Former Congressman Tom Price, who was recently appointed as the secretary of the U.S. Department of Health and Human Services (“HHS”), incorporated this into his own bill called “The Empowering Patients First Act of 2015.” The bill, introduced in May 2015, would repeal and replace the individual mandate. Under the proposal, if a consumer has not maintained health insurance coverage for a requisite amount of time, insurers could impose pre-existing condition exclusions for up to 18 months. The law would also allow companies to raise a consumer’s premiums up to 50% for up to three years.
This type of soft mandate is similar to what Congress enacted as part of the Health Insurance Portability and Accountability Act (“HIPAA”) back in 1996. Under HIPAA, group health plans may not impose a pre-existing condition exclusion if the individual has had coverage for at least 12 months, as long as the person had no more than 63 days with no coverage. For more information on the rules under HIPAA, view the American Cancer Society’s website.
However, the ACA’s ban on pre-existing conditions is popular. In a Kaiser Family Foundation poll conducted in December 2016, 63% of Republicans, 65% of politically independent individuals, and 75% of Democrats reported that they were in favor of prohibiting insurance companies from denying coverage because of a person’s medical history. Moving back towards pre-existing conditions could prove to be unpopular.
Even if there is no legislative action in relation to the individual mandate, the executive branch has broad discretion in its enforcement of the ACA and its provisions. President Donald Trump and his administration are key proponents of repealing and replacing the ACA, and in particular, the individual mandate.

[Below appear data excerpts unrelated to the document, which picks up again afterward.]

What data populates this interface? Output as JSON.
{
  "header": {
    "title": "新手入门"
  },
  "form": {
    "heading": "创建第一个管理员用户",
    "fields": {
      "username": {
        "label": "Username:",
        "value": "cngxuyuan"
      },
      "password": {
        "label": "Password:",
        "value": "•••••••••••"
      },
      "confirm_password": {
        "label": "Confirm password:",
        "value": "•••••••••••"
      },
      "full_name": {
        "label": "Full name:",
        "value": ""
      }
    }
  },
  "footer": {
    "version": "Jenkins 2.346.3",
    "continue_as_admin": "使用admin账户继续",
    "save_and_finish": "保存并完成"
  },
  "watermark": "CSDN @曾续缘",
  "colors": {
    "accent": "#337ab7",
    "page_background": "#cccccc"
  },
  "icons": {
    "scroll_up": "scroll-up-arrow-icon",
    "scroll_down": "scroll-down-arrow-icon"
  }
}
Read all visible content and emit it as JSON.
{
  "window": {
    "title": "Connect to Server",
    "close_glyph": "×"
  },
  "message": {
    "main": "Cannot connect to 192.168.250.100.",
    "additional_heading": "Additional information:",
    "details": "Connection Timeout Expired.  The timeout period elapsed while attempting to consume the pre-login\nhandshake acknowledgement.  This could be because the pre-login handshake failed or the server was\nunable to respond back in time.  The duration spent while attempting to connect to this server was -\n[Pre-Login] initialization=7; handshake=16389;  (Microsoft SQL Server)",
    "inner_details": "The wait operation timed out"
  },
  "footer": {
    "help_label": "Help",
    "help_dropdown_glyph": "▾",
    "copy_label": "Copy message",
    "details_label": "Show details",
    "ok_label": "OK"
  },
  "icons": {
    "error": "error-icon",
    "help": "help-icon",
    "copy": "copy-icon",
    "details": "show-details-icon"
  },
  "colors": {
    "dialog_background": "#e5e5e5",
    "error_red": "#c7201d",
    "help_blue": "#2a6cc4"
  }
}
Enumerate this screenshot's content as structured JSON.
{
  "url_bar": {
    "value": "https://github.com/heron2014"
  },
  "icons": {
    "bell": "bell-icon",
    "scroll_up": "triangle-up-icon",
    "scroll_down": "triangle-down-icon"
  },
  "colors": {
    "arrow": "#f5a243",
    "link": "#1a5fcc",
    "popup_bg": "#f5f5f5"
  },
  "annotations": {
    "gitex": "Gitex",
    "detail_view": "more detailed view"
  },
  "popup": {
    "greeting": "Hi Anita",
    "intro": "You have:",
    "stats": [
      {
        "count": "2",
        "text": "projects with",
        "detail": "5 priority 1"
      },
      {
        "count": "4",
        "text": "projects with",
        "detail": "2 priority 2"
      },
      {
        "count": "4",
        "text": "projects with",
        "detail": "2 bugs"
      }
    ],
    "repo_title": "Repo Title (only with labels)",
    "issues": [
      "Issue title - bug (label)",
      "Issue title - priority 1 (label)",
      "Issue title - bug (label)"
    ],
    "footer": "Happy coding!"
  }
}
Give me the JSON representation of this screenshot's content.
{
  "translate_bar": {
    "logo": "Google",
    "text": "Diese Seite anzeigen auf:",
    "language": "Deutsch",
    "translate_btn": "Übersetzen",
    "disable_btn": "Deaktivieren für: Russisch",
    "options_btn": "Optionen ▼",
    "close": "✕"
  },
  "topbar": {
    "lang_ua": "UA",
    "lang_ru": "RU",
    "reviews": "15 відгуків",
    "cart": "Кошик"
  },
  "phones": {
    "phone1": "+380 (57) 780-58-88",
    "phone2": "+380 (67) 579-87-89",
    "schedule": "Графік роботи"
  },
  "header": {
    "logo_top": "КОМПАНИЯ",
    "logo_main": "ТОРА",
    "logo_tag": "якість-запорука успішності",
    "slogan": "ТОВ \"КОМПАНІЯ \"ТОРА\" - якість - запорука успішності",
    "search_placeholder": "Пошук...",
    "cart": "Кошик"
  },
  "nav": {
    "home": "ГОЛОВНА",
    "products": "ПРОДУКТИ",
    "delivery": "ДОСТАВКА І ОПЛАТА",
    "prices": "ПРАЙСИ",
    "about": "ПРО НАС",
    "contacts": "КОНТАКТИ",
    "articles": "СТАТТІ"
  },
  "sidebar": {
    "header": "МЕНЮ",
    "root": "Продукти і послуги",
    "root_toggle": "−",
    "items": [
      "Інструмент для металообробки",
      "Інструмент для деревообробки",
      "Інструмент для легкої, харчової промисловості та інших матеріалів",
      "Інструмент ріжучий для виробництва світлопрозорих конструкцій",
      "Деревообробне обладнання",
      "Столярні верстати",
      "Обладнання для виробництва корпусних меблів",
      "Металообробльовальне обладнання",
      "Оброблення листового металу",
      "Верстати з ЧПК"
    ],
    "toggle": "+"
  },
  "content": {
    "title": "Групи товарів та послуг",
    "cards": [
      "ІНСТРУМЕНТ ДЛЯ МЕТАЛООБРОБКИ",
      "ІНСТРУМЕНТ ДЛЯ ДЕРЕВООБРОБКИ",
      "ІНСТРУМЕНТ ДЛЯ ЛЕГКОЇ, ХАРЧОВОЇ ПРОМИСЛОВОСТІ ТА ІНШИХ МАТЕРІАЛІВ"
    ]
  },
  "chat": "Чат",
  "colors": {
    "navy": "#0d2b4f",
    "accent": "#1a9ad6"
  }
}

The ACA provides a broad legal framework that administrative agencies must interpret and implement through separate rules and regulations. The language of the ACA tasks the Secretary of HHS with drafting regulations that implement the ACA.
On January 20, 2017, President Trump signed an executive order establishing the administration’s policy to seek complete repeal of the ACA. In that document, the Trump administration orders the Secretary of the HHS and other heads of executive departments to waive, defer, grant exemptions from, or delay provisions under the ACA that impose a fiscal burden on states, individuals, health care providers, insurers, and medical device companies.
The new HHS Secretary, Dr. Tom Price has been an outspoken opponent of the ACA, and as mentioned above, has offered his own replacement bill in the past. Price is now tasked with implementing the very law he opposes. He could potentially alter many of the current regulations and push the ACA toward a more conservative path. This would thereby accomplish many of the goals the GOP had in its healthcare bill. As the individual mandates comes under the purview of the Secretary’s discretion, Price could potentially change the way it is enforced.
Additionally, as a result of Trump’s executive order, the IRS implemented a last-minute change to its enforcement of the individual mandate. Earlier this year, the IRS had changed its system so that it would reject tax returns during processing where the taxpayer did not provide information related to health coverage.
However, after reviewing the executive order, the IRS will continue to accept electronic and paper returns for processing even where a taxpayer does not indicate their coverage status. The IRS assures that “taxpayers remain required to follow the law and pay what they may owe,” but that the agency will ask follow-up questions and correspond with the taxpayers at a later date. The agency says this is similar to how it dealt with healthcare coverage in previous years.
Still, this could signal a change in enforcement of the individual mandate. If the IRS chooses to not enforce the penalties on a wide scale, this could affect the stability of the ACA. Furthermore, if consumers do not feel obligated to keep their insurance because of Trump’s assurances, this could lead to mass amounts of people leaving the marketplaces.